Gli alberelli, in attesa dell’acqua, sono umanizzati dallo sguardo affettuoso del contadino: sono “pallidi e sofferenti” (“giarni e patuti”), con le foglie ammosciate e il frutto raggrinzito, “come la faccia di un uomo di cent’anni” (“comu a facci d’un omu ‘i cent’anni”).
La personificazione cresce e ora gli alberi sono chiamati “armaluzzi” (e qui tradurre “animaletti” mi è sembrato impossibile e ho optato per “creature”); la vista della loro sofferenza stringe il cuore, tanto che il contadino sarebbe pure disposto a correre a casa per portare alle piante almeno una quartara d’acqua, per consentirne la sopravvivenza.

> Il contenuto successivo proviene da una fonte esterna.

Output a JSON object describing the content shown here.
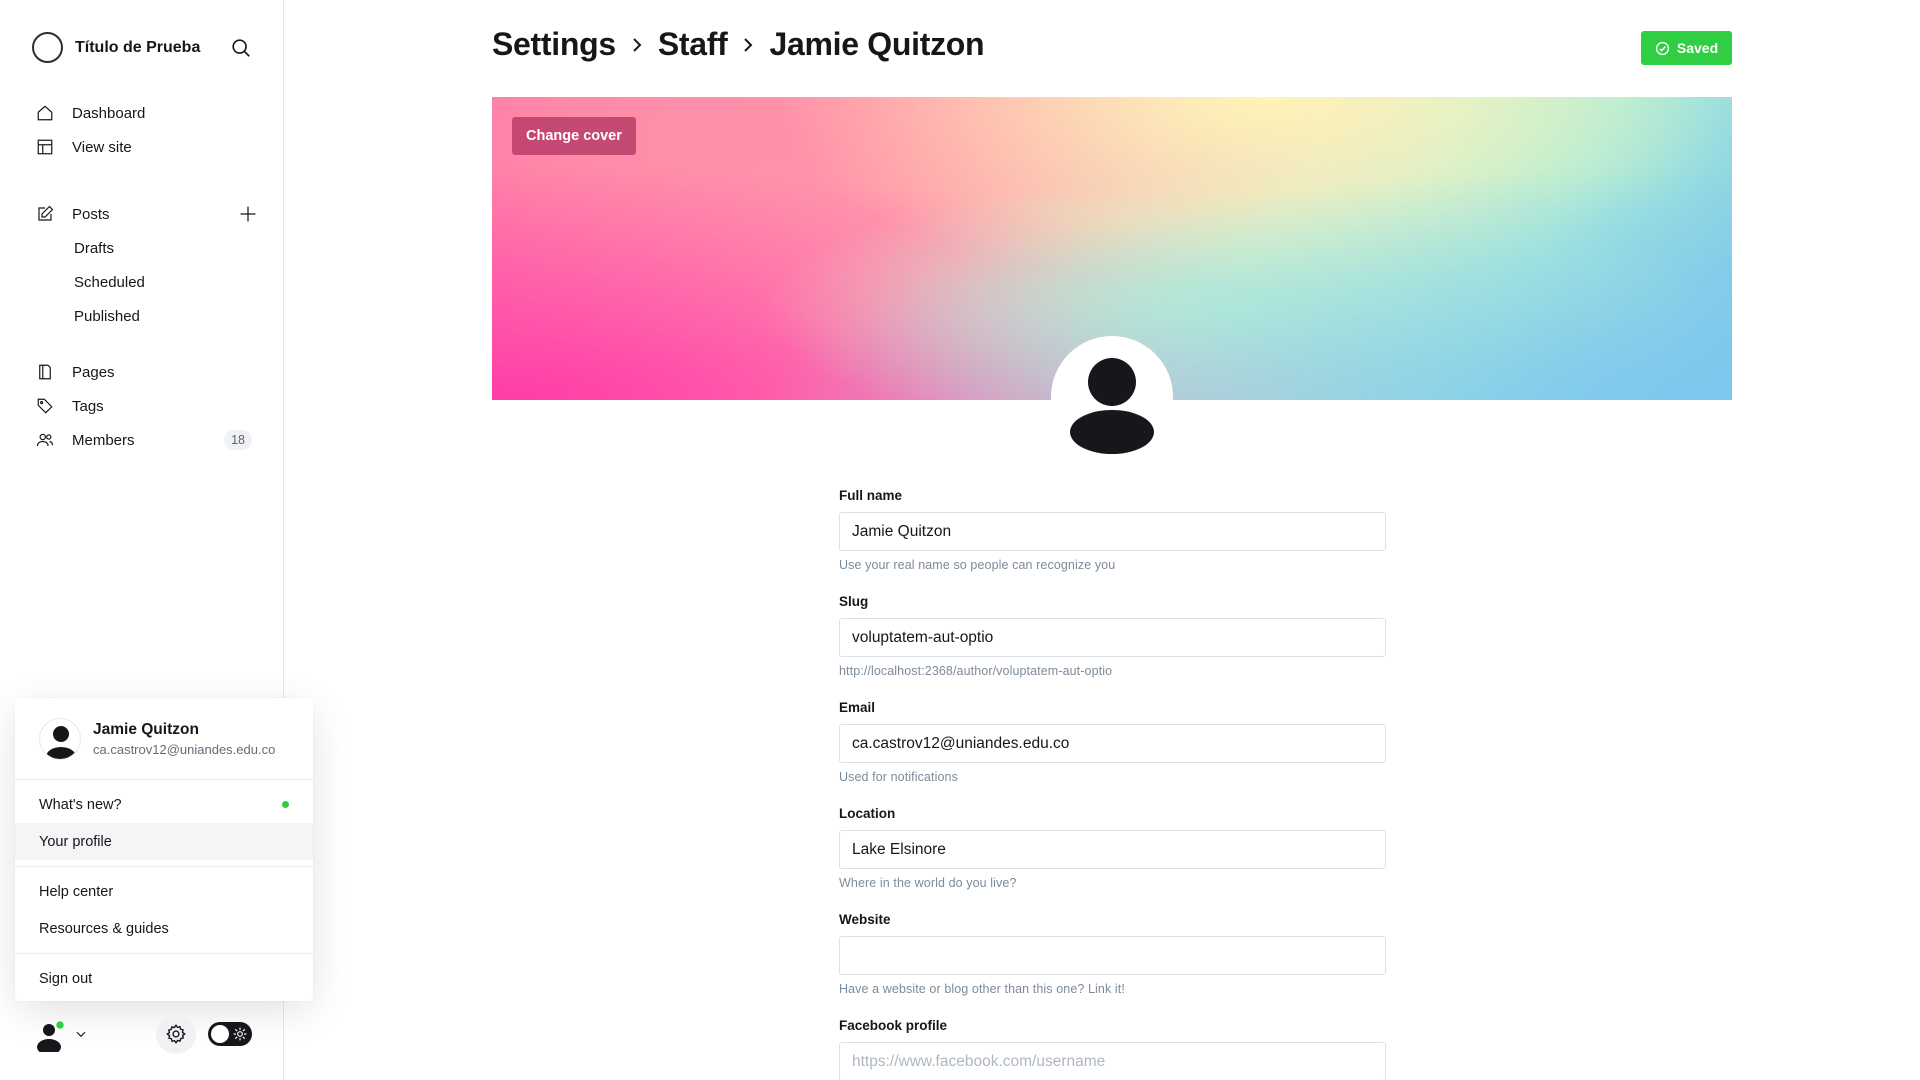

Ma finalmente l’acqua arriva: scorre nella canaletta (“scurri ‘nta conca”) ed è come “oro” che entra nella terra, dà vita, rigoglio, speranza. Il lavoratore dapprima la attinge felice, a piene mani (“cu li junti di manu”), ma poi lamenta che la “zappa” dell’acqua, cioè il suo flusso, sia “scarsa”, poco abbondante. Il guardiano dell’acqua (chiamato rispettosamente “zù guardianu”) non può però venire in aiuto: o così o niente.
Di fronte all’arsura degli alberelli, di nuovo definiti “jarni e patuti”, il contadino non sa che dire (“nun trovu ‘u curaggiu ‘i parrari”); si asciuga il sudore con la mano e vede (o crede di vedere) un flusso più abbondante dell’acqua (“mi pari chhiù grassa la zappa”).
Il finale ha qualcosa di epico e lirico allo stesso tempo: l’uomo ricorda di avere ereditato quel “giardino” dal padre; e il padre “con quello mi diede il suo cuore” (“cu iddu mi detti ‘u sò cori”). Veramente, dunque, ogni sasso, ogni unghia di quella terra “è riscattata con sangue e sudore” (“è scuttata cu sangu e suduri”); ma “scuttari” in realtà significa “guadagnarsi pienamente e meritatamente” (cfr. “m’a scuttavu sta soddisfazioni!”).
La fatica è immane, ma la soddisfazione per il proprio lavoro, continuazione di secolari fatiche ancestrali, non ha prezzo.
Un’ultima precisazione: questa poesia, come quasi tutte le composizioni di Pietro, era accompagnata da musiche di sua creazione. Per lui poesia e musica erano complementari, inscindibili. Invidiava mio padre, che era un insigne musicologo e musicista: quando Pietro inventava una melodia, lui che non conosceva la musica se non ad orecchio, chiamava lo “zio Totò” e gli canticchiava il motivetto. Allora mio padre in pochi minuti materializzava quelle note in uno spartito musicale, con tonalità, “colori”, indicazioni, tutto. “’Nca cchiù bedda mi pari accussì” (“Più bella mi pare, così”), diceva allora Pietro soddisfatto.
E io, nel rileggere oggi questa lirica, sento ancora la bellissima, pastosa e intonatissima voce di Pietro che intona i suoi versi; esistono fortunatamente le registrazioni audio di queste sue interpretazioni e ogni tanto le riascolto con vivo piacere e molta nostalgia.